Baltasar Gracián, o grande filósofo e jesuíta espanhol de meados do século XVII, apreciado por Nietzsche como um dos mais refinados intelectuais da Europa, alerta num dos seus escritos que a porta de entrada da sorte pode se tornar a porta de saída da ruína, porque nenhum jogador ganha o tempo todo.
O livrinho de conselhos de Gracián está por aí, para ser lido por todos os que se consideram espertalhões na política e acreditam que sempre estarão na crista-da-onda, situação que até o socialista italiano Norberto Bobbio, o maior filósofo político do século XX, despreza, em seu livro autobiográfico “O Tempo da Memória”.
É preciso que haja renovação nos quadros políticos brasileiros e que os herdeiros do poder identificados por Raymundo Faoro se reciclem nos ares liberais da Europa, como vive sugerindo o senador Marco Maciel, para quem as elites brasileiras precisam ser repensadas.
Essa necessidade de reciclagem das elites brasileiras é antiga convicção do político pernambucano, que, mesmo prestando relevantes serviços ao país, chegando a exercer ministérios e a Vice-Presidência da República, concomitantemente a vários mandatos na Câmara dos Deputados (que presidiu) e no Senado Federal, agora se encontra alijado da representação política depois de perder as últimas eleições.

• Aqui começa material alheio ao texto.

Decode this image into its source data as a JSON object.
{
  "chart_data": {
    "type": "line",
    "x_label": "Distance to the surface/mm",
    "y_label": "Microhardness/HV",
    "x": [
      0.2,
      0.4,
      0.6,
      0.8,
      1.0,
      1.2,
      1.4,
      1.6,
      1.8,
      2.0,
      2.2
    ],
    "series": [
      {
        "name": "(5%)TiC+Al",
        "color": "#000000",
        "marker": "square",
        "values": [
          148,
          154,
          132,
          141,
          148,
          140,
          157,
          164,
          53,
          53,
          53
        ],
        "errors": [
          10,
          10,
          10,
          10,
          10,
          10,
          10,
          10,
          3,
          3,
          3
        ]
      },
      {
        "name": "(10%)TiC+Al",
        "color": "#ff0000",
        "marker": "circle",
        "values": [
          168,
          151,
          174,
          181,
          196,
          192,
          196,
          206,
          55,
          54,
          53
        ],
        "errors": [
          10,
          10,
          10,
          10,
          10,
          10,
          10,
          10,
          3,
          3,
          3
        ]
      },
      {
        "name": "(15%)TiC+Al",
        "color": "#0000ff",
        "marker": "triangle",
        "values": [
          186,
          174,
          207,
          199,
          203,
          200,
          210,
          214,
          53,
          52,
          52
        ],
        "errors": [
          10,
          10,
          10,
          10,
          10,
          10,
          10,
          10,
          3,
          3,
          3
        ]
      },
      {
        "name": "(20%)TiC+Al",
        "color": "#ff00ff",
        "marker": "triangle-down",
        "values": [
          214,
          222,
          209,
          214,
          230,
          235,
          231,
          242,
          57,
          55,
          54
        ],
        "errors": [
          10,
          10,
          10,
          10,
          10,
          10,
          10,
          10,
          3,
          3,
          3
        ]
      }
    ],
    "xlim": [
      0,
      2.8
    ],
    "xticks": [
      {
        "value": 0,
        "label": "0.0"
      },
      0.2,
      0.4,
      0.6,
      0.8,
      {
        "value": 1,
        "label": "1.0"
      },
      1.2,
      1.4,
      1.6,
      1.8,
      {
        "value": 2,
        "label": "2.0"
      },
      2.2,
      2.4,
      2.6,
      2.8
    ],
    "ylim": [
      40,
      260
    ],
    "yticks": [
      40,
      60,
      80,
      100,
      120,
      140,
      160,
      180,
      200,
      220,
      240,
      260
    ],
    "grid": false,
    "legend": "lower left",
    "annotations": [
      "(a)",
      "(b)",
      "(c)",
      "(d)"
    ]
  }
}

É muito luxo de Pernambuco e do Brasil colocar Marco Maciel no banco de reservas da política, ele que sabe tudo da prática, da ciência e da arte da Política: ele que conhece a fundo os meandros do poder nacional.
É ridículo que um país com o tamanho e as riquezas do Brasil, com pretensões de poder mundial, aceite passivamente uma democracia onde se alternam no poder apenas dois partidos, o PSDB e o PT, quando há outros partidos de grande porte em condições de disputar o poder.
O PMDB acordou de seu sono letárgico e resolveu disputar o poder, como é dever de todo partido que não queira voltar a ser uma simples facção, colocando o deputado Michel Temer na vice-presidência, a muito custo.
Esse bipolarismo pragmático (a primeira vez que vi essa expressão foi na boca do general Golbery do Couto e Silva, figura que, casualmente, é o tema de meu artigo anterior. Ele propunha essa fórmula para o Brasil, em plena abertura política, no final do regime militar. Chegou até a defender o máximo de três partidos de verdade disputando o poder, e os demais apenas figurativos.
Trata-se de um falso bipartidarismo, inibe o crescimento das demais siglas e tem sido deletério para o sistema eleitoral-partidário brasileiro, além de não passar de uma tentativa de imitação do sistema dos Estados Unidos, onde vários partidos disputam, mas só vencem o Republicano e o Democrata.
Falso ou real, bipartidarismo é coisa de regime de exceção, como ARENA e MDB da década dos sessenta e setenta. Pluripartidarismo é diversidade e ventilação das doutrinas e idéias, que, no Brasil, parecem adormecidas em berço esplêndido.
Estudantes, sindicalistas, associações, operários, todos, enfim, com potencial de serem protagonistas de transformações sociais, permanecem calados. Tal é a democracia mitigada desmobilizante vigente, que começo a considerar como democracia mitigada imobilizante.
Os Estados Unidos têm um regime de governo livre e democrático, com bipartidarismo de fato, alternando-se no poder democratas e republicanos. Mas, lá, na terra do Tio Sam, embora haja partidos menores, há um pacto federativo resultante da Guerra de Secessão, de 1861 a 1865, onde teriam morrido mais de um milhão de pessoas.
Qual é o pacto federativo brasileiro, senão aquele sustentado a ferro-e-fogo pela Monarquia para sufocar ou debelar duas dezenas de insurreições por todo o País? Eis que a questão federativa permanece mascarada no Brasil de hoje, agravada pela globalização, que relativiza a soberania dos Estados.
No Brasil, nós temos muitos republicanos liberais e poucos democratas republicanos. Desconfio que o senador Marco Maciel, propondo que se repensem as elites, clama no deserto... Só que o deserto aqui não é o das arábias e nem o Saara, onde 17 países reclamam abertura política, no que se convenciona denominar “primavera árabe”, que se transformou em verão sangrento.